LUFF-TACKLE. A purchase composed of a double and single block, the standing end of the rope being fast to the single block, and the fall coming from the double. This name is given to any large tackle not destined for any particular place, but to be variously used as occasion may require. It is larger than the jigger-tackle, but smaller than the fore and main yard-tackles or the stay-tackles. (See [Luff upon Luff].)

LUFF UPON LUFF. One luff-tackle applied to the fall of another, to afford an increase of purchase.
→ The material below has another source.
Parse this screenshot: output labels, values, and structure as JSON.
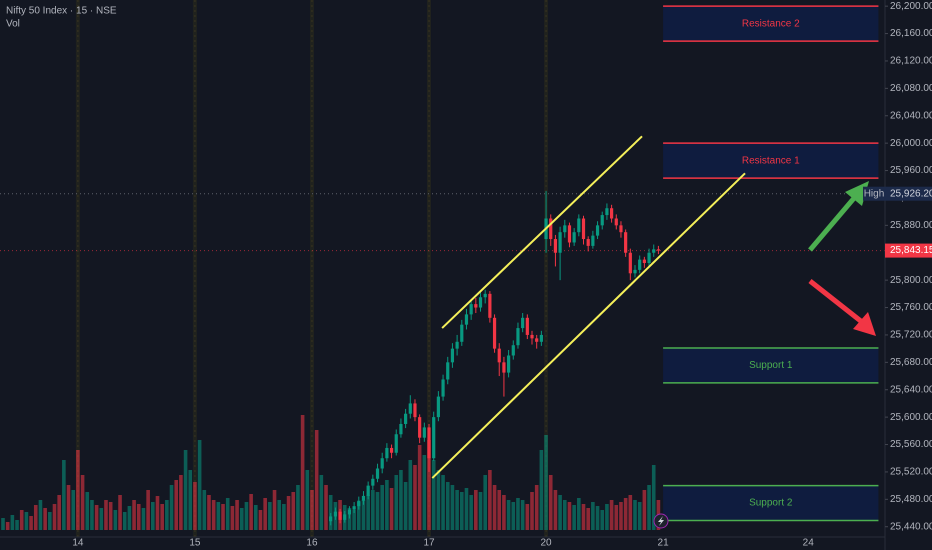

LUG. The Arenicola piscatorum, a sand-worm much used for bait. Also, of old, the term for a perch or rod used in land-measuring, containing 161⁄2 feet, and which may have originated the word log.
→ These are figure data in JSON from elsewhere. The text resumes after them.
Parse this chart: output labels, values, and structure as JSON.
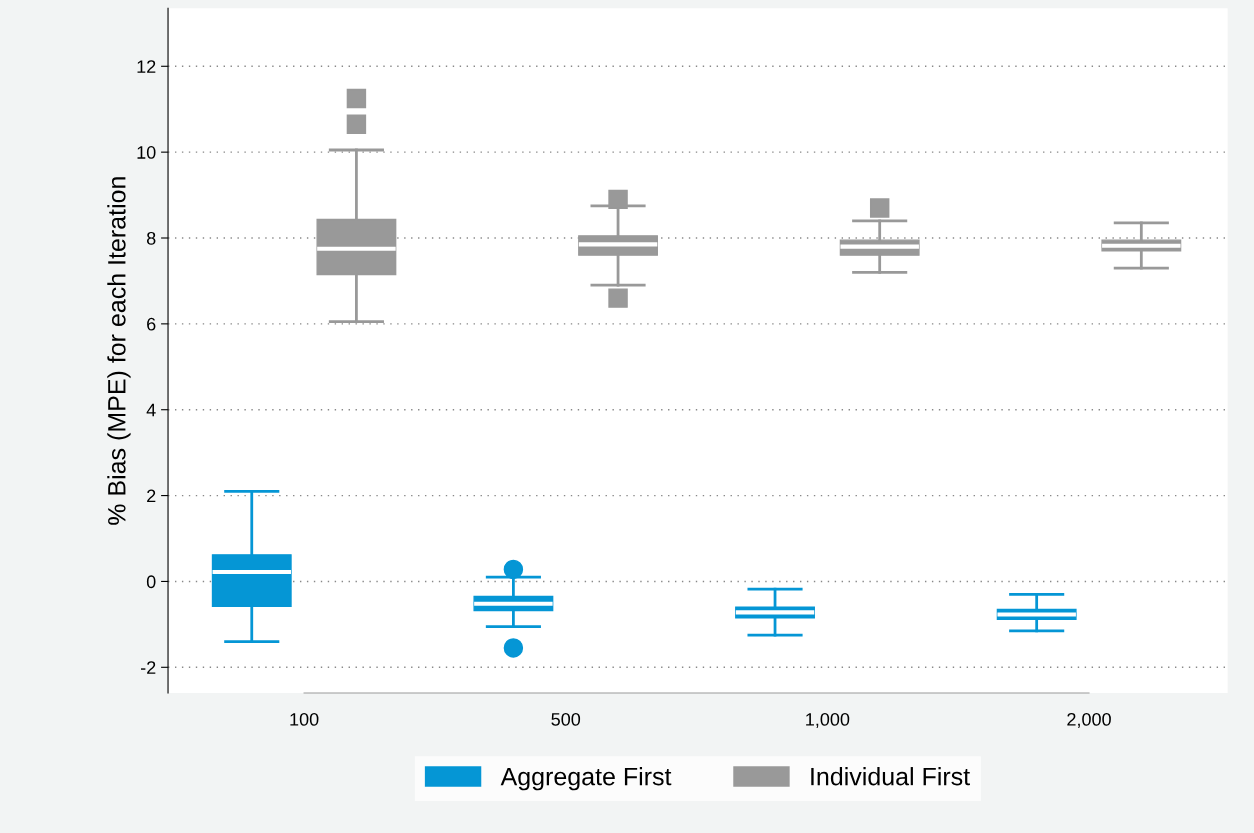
{
  "chart_data": {
    "type": "box",
    "ylabel": "% Bias (MPE) for each Iteration",
    "categories": [
      "100",
      "500",
      "1,000",
      "2,000"
    ],
    "ylim": [
      -2.6,
      13.35
    ],
    "yticks": [
      -2,
      0,
      2,
      4,
      6,
      8,
      10,
      12
    ],
    "grid": "y",
    "legend": "bottom",
    "series": [
      {
        "name": "Aggregate First",
        "color": "#0596d5",
        "marker": "circle",
        "boxes": [
          {
            "low": -1.4,
            "q1": -0.58,
            "median": 0.22,
            "q3": 0.62,
            "high": 2.1
          },
          {
            "low": -1.05,
            "q1": -0.68,
            "median": -0.52,
            "q3": -0.35,
            "high": 0.1,
            "outliers": [
              0.28,
              -1.55
            ]
          },
          {
            "low": -1.25,
            "q1": -0.85,
            "median": -0.72,
            "q3": -0.6,
            "high": -0.18
          },
          {
            "low": -1.15,
            "q1": -0.88,
            "median": -0.77,
            "q3": -0.65,
            "high": -0.3
          }
        ]
      },
      {
        "name": "Individual First",
        "color": "#999999",
        "marker": "square",
        "boxes": [
          {
            "low": 6.05,
            "q1": 7.15,
            "median": 7.75,
            "q3": 8.43,
            "high": 10.05,
            "outliers": [
              10.65,
              11.25
            ]
          },
          {
            "low": 6.9,
            "q1": 7.6,
            "median": 7.85,
            "q3": 8.05,
            "high": 8.75,
            "outliers": [
              8.9,
              6.6
            ]
          },
          {
            "low": 7.2,
            "q1": 7.6,
            "median": 7.8,
            "q3": 7.95,
            "high": 8.4,
            "outliers": [
              8.7
            ]
          },
          {
            "low": 7.3,
            "q1": 7.7,
            "median": 7.82,
            "q3": 7.95,
            "high": 8.35
          }
        ]
      }
    ]
  }
}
LUGAR [Sp.] A name for watering-places on the Spanish coast.

LUG-BOAT. The fine Deal boats which brave the severest weather; they are rigged as luggers, and dip the yards in tacking. They really constitute a large description of life-boat.
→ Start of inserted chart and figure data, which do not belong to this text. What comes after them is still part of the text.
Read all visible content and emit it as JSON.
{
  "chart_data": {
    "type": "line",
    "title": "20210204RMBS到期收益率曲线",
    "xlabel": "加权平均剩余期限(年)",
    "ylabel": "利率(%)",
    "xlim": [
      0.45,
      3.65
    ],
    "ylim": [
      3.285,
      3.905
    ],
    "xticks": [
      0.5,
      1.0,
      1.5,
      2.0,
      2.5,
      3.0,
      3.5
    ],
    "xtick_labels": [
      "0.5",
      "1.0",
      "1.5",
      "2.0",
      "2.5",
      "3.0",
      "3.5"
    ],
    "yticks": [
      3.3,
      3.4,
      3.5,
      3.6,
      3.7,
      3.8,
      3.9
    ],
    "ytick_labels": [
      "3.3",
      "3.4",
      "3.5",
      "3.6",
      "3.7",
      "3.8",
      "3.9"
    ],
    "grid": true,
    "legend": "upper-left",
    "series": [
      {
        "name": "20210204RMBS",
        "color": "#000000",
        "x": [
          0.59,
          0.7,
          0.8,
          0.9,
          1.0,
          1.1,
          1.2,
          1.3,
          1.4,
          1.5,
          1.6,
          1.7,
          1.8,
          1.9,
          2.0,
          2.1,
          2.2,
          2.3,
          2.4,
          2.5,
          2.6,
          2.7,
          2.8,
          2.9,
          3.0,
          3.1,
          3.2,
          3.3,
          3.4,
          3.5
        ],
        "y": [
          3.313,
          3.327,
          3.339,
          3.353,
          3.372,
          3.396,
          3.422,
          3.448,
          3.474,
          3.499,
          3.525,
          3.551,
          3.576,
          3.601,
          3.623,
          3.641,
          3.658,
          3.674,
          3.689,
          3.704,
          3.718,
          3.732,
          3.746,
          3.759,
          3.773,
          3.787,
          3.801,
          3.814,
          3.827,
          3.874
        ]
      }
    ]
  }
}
LUGGER. A small vessel with quadrilateral or four-cornered cut sails, set fore-and-aft, and may have two or three masts. French coasters usually rig thus, and are called chasse marées; but with us it is confined to fishing craft and ships' boats; some carry top-sails. During the war of 1810 to 1814 French luggers, as well as Guernsey privateers, were as large as 300 tons, and carried 18 guns. One captured inside the Needles in 1814, carried a mizen-topsail. The Long Bet of Plymouth, a well-known smuggler, long defied the Channel gropers, but was taken in 1816.

LUGS. The ears of a bomb-shell, to which the hooks are applied in lifting it.

LUG-SAIL. A sail used in boats and small vessels. It is in form like a gaff-sail, but depends entirely on the rope of the luff for its stability. The yard is two-thirds of the breadth at foot, and is slung at one-fourth from the luff. On the mast is an iron hoop or traveller, to which it is hoisted. The tack may be to windward, or at the heel of the mast amidships. It is powerful, but has the inconvenience of requiring to be lowered and shifted on the mast at every tack, unless the tack be secured amidships. Much used in the barca-longa, navigated by the Spaniards.

LULL. The brief interval of moderate weather between the gusts of wind in a gale. Also, an abatement in the violence of surf.